Justice Department Serves as the SBC’s Pontius Pilate: “What Crime Have They Committed?”

In yet another rebuke to the so-called #SBCToo movement, the United States Department of Justice has reportedly closed a 2022 probe into Southern Baptist Convention leaders’ criminal responsibility for mishandling abuse allegations. The investigation resulted in no charges.

As reported by the Tennessean, the DOJ opened up the investigation in the wake of a Guidepost Solutions investigation commissioned by 2021’s Sex Abuse Task Force and the Guidepost report published prior to the 2022 Annual Meeting. The report was largely a dud, spending a good portion of its nearly 500 pages outlining the bizarre emotional affair between Jennifer Lyell and David Sills and the compromised and inappropriate kiss between Johnny Hunt and a young pastor’s wife – both sinful situations but neither meeting the threshold for sexual abuse.

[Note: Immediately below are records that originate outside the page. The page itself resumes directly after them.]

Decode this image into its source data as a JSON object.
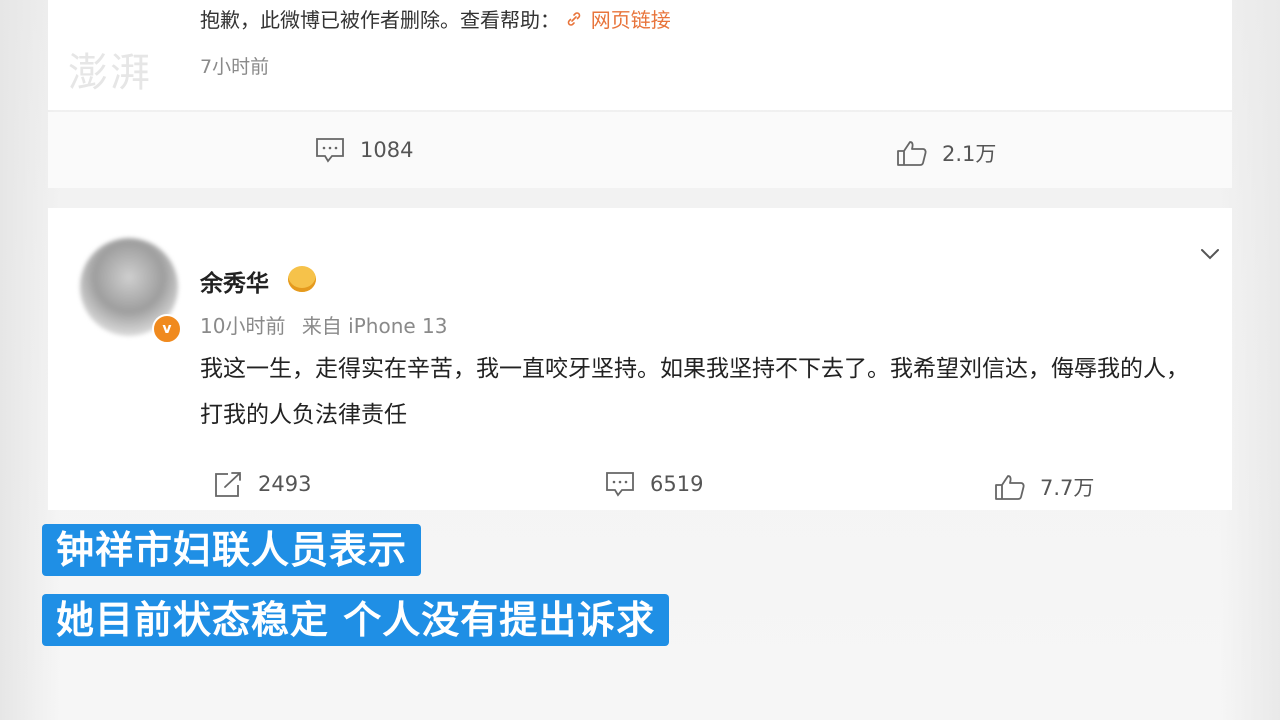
{
  "top_post": {
    "deleted_text": "抱歉，此微博已被作者删除。查看帮助：",
    "link_text": "网页链接",
    "time": "7小时前",
    "comment_count": "1084",
    "like_count": "2.1万"
  },
  "main_post": {
    "username": "余秀华",
    "time": "10小时前",
    "source": "来自 iPhone 13",
    "content": "我这一生，走得实在辛苦，我一直咬牙坚持。如果我坚持不下去了。我希望刘信达，侮辱我的人，打我的人负法律责任",
    "repost_count": "2493",
    "comment_count": "6519",
    "like_count": "7.7万",
    "verified_badge": "v"
  },
  "captions": {
    "line1": "钟祥市妇联人员表示",
    "line2": "她目前状态稳定 个人没有提出诉求"
  },
  "colors": {
    "caption_bg": "#1f8fe5",
    "link": "#e8743b",
    "verified": "#f08a1e"
  },
  "icons": [
    "link-icon",
    "comment-icon",
    "like-icon",
    "repost-icon",
    "chevron-down-icon",
    "crown-icon",
    "verified-icon"
  ]
}
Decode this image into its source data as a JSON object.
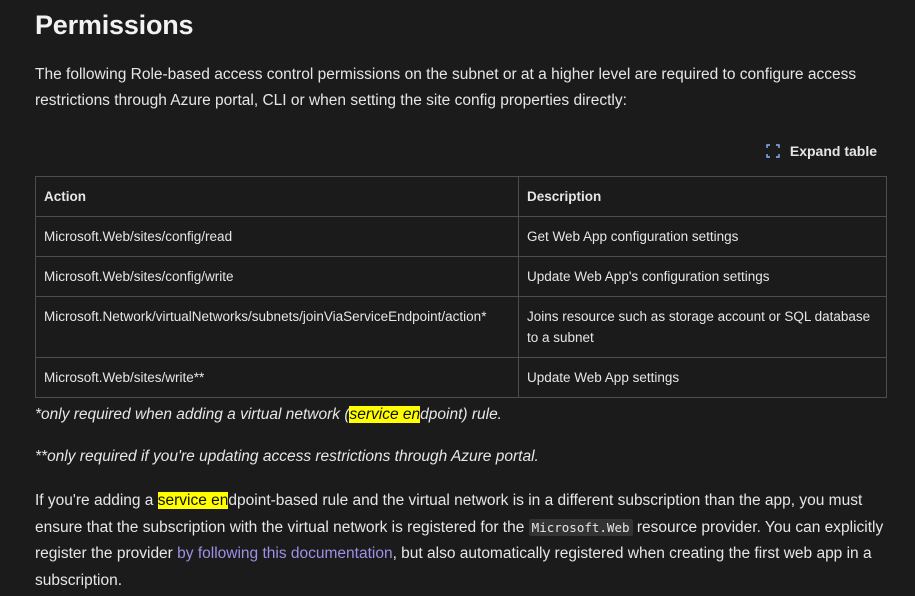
{
  "heading": "Permissions",
  "intro": "The following Role-based access control permissions on the subnet or at a higher level are required to configure access restrictions through Azure portal, CLI or when setting the site config properties directly:",
  "expand_table": {
    "label": "Expand table",
    "icon": "expand-icon"
  },
  "table": {
    "headers": [
      "Action",
      "Description"
    ],
    "rows": [
      {
        "action": "Microsoft.Web/sites/config/read",
        "description": "Get Web App configuration settings"
      },
      {
        "action": "Microsoft.Web/sites/config/write",
        "description": "Update Web App's configuration settings"
      },
      {
        "action": "Microsoft.Network/virtualNetworks/subnets/joinViaServiceEndpoint/action*",
        "description": "Joins resource such as storage account or SQL database to a subnet"
      },
      {
        "action": "Microsoft.Web/sites/write**",
        "description": "Update Web App settings"
      }
    ]
  },
  "note1": {
    "before": "*only required when adding a virtual network (",
    "highlight": "service en",
    "after": "dpoint) rule."
  },
  "note2": "**only required if you're updating access restrictions through Azure portal.",
  "paragraph": {
    "part1": "If you're adding a ",
    "highlight": "service en",
    "part2": "dpoint-based rule and the virtual network is in a different subscription than the app, you must ensure that the subscription with the virtual network is registered for the ",
    "code": "Microsoft.Web",
    "part3": " resource provider. You can explicitly register the provider ",
    "link": "by following this documentation",
    "part4": ", but also automatically registered when creating the first web app in a subscription."
  },
  "colors": {
    "background": "#1b1b1b",
    "highlight": "#ffff00",
    "link": "#9f8fe6"
  }
}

The Guidepost report was spun by secular media (and many voices in the SBC) as evidence of a massive scandal in the convention. The 2022 SBC Annual Meeting commissioned yet another task force (the SBC Abuse Reform Implementation Task Force) to “do something” about the nothing-burger report. In what should come as no surprise, the “something” that was done amounted to a few resources to educate churches in preventing and responding to sex abuse and millions of dollars of faithful giving going to lawyers, investigations, and boondoggles like $2 million websites and $60K/month receptionists.

Meanwhile, SBC president Bart Barber has blown around like a shaky reed on the issue, first stating that the SBC had “attacked” abuse survivors in an interview with Anderson Cooper before eventually admitting that the SBC was not capable of nor responsible for adjudicating abuse cases in its member churches.

In the wake of the announcement, go-to abuse “advocate” Rachel Denhollander claimed that unnamed Department of Justice officials assured her that the investigation was not closed despite reports coming from SBC interim president Jonathan Howe. Denhollander has recently come under scrutiny for both being on the SBC payroll and acting as a legal advisor for parties suing the SBC.

This announcement by the DOJ comes as the SBC president race heats up, and is sure to present challenging questions for several of the candidates – most notably Mike Keahbone, an Oklahoma pastor who has been a leading voice in pushing SBC action on a sex abuse “scandal” that has cost millions, forcing layoffs of SBC staff. In a near-comical conflict of interest, Keahbone is serving as an incorporating party for the new, independent non-profit handling abuse and (predictably) needing further funding from Southern Baptist churches.